Jean-Marc Léger, journalist, social theorist, public servant (born 8 January 1927 in Montréal North, QC; died 14 February 2011).

Jean-Marc Léger, journalist, social theorist, public servant (born 8 January 1927 in Montréal North, QC; died 14 February 2011). After graduate studies at the Université de Montréal in law, history and social sciences (1949), he attended the Institut d'études politiques, Paris, and returned to Montréal to become a journalist for La Presse until 1956 and for Le Devoir until the late 1960s. At U de M, with several other colleagues, he had set up the Équipe de recherches sociales to explore the socioeconomic problems of postwar Québec. They concluded that traditional French Canadian nationalism, thanks to spokesmen such as Maurice Duplessis, was synonymous with the exploitation of the working class and the prevention of Québec's modernization.
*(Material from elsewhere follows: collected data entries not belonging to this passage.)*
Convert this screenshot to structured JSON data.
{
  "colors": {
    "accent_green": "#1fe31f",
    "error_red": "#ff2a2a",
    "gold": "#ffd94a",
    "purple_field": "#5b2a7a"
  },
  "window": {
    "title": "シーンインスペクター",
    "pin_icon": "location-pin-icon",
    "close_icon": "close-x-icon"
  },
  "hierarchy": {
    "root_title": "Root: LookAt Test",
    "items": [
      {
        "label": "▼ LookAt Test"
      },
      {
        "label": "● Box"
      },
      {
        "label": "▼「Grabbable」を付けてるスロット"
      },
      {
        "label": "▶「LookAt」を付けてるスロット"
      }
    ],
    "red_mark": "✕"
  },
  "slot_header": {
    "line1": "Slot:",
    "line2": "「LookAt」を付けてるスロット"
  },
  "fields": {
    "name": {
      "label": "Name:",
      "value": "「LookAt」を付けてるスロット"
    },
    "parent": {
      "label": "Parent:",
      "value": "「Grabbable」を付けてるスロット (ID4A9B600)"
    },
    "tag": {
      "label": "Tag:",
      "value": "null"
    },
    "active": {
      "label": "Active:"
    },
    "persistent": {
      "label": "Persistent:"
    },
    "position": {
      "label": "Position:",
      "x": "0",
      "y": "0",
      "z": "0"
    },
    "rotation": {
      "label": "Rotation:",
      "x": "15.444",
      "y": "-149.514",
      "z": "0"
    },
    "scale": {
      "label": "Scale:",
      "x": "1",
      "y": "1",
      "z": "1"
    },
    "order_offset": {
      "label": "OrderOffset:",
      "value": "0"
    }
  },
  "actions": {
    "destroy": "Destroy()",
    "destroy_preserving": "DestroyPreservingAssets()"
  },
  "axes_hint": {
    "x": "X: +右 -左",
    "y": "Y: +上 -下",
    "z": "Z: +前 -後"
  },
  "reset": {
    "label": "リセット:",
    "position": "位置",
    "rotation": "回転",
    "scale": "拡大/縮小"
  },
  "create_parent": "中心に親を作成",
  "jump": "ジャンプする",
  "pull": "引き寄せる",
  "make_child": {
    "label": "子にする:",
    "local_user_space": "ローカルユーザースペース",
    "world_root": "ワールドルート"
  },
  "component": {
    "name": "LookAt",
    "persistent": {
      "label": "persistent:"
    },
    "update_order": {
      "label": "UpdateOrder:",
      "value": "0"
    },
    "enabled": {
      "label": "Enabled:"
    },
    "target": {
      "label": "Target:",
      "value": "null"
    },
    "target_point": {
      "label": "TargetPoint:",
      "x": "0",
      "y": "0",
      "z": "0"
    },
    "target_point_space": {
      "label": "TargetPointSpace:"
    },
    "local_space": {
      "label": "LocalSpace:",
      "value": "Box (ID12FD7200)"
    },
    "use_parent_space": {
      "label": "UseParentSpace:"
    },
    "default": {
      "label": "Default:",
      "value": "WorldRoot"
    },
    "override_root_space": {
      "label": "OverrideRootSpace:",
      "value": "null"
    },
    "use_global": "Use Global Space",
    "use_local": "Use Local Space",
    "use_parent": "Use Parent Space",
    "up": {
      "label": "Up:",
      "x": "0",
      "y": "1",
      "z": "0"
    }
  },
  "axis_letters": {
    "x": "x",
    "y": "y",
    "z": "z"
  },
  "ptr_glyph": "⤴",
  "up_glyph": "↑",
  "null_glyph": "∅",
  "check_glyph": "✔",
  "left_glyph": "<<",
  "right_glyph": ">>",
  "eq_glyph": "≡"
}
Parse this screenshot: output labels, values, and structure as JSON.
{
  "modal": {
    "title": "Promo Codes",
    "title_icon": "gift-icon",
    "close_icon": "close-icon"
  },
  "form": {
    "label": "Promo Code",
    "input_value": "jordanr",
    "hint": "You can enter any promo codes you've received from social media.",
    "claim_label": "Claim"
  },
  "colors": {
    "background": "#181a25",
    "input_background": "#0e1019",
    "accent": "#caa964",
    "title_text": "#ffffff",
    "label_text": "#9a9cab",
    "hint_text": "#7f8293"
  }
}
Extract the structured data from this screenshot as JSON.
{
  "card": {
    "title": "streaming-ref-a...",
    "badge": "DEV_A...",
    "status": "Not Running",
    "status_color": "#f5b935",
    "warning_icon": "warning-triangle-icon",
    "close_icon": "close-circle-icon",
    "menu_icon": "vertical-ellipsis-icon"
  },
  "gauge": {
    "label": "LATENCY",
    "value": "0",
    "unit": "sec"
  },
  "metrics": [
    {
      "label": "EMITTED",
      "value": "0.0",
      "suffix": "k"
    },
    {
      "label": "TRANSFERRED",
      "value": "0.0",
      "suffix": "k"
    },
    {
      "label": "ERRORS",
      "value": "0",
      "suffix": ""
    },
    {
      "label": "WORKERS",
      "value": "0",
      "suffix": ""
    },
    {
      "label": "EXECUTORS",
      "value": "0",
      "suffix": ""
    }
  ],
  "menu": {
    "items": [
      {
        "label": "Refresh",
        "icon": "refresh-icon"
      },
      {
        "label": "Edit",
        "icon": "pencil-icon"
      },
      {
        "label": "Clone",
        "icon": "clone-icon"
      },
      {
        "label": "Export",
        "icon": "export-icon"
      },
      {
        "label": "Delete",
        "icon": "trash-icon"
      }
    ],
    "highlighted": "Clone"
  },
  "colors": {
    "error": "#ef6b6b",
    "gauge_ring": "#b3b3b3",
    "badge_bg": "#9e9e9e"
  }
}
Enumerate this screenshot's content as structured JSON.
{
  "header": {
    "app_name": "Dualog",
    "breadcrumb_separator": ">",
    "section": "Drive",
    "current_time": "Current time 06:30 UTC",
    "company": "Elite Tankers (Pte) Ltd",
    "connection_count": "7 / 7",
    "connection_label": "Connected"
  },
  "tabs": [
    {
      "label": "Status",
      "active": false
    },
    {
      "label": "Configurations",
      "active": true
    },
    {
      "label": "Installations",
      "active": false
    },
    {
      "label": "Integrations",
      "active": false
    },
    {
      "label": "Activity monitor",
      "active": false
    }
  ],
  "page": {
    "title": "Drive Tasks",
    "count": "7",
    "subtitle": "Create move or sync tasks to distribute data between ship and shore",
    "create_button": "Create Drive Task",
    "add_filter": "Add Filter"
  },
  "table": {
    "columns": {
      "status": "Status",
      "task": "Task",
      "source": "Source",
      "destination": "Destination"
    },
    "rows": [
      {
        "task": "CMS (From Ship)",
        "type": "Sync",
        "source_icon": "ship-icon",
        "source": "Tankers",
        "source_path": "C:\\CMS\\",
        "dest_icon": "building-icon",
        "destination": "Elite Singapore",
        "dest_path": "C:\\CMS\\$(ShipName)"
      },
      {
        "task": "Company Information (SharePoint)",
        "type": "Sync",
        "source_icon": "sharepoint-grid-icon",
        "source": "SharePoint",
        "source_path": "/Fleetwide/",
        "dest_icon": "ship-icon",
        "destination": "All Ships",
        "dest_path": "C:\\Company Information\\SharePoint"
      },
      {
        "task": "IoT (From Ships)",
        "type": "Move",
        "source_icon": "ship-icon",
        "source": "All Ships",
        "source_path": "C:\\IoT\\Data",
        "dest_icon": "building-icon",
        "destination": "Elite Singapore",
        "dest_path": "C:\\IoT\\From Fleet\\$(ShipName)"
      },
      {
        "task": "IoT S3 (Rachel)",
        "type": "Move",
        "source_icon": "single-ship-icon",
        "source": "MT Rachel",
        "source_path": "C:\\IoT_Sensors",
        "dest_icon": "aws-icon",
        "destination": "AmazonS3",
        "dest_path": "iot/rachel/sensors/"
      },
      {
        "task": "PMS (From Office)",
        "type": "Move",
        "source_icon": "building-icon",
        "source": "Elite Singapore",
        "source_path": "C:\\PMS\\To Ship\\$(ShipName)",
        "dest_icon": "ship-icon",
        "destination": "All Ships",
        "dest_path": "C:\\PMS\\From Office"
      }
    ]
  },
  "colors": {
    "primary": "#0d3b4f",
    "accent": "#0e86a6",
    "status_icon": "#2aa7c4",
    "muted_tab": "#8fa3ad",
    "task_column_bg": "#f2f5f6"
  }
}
Throughout the 1950s, Léger, through his writings in L'Action nationale and Le Devoir helped redefine this nationalism in terms of economic, social and political liberation for Québec's francophone majority. He was, thus, one of the ideological founders of the Quiet Revolution. He worked for the "revolution" on the international scene as secretary general of the Assn des universités de langue française, 1961-78, and of the Agence de coopération culturelle et technique, 1969-74. He was Québec's delégué général in Brussels 1978-81, and then an associate deputy minister with the Québec Ministry of Education and then of International Affairs until 1989. In 1986 he was named commissioner general of the Francophonie. In 1992 he was named an Officer of l'Ordre national du Québec.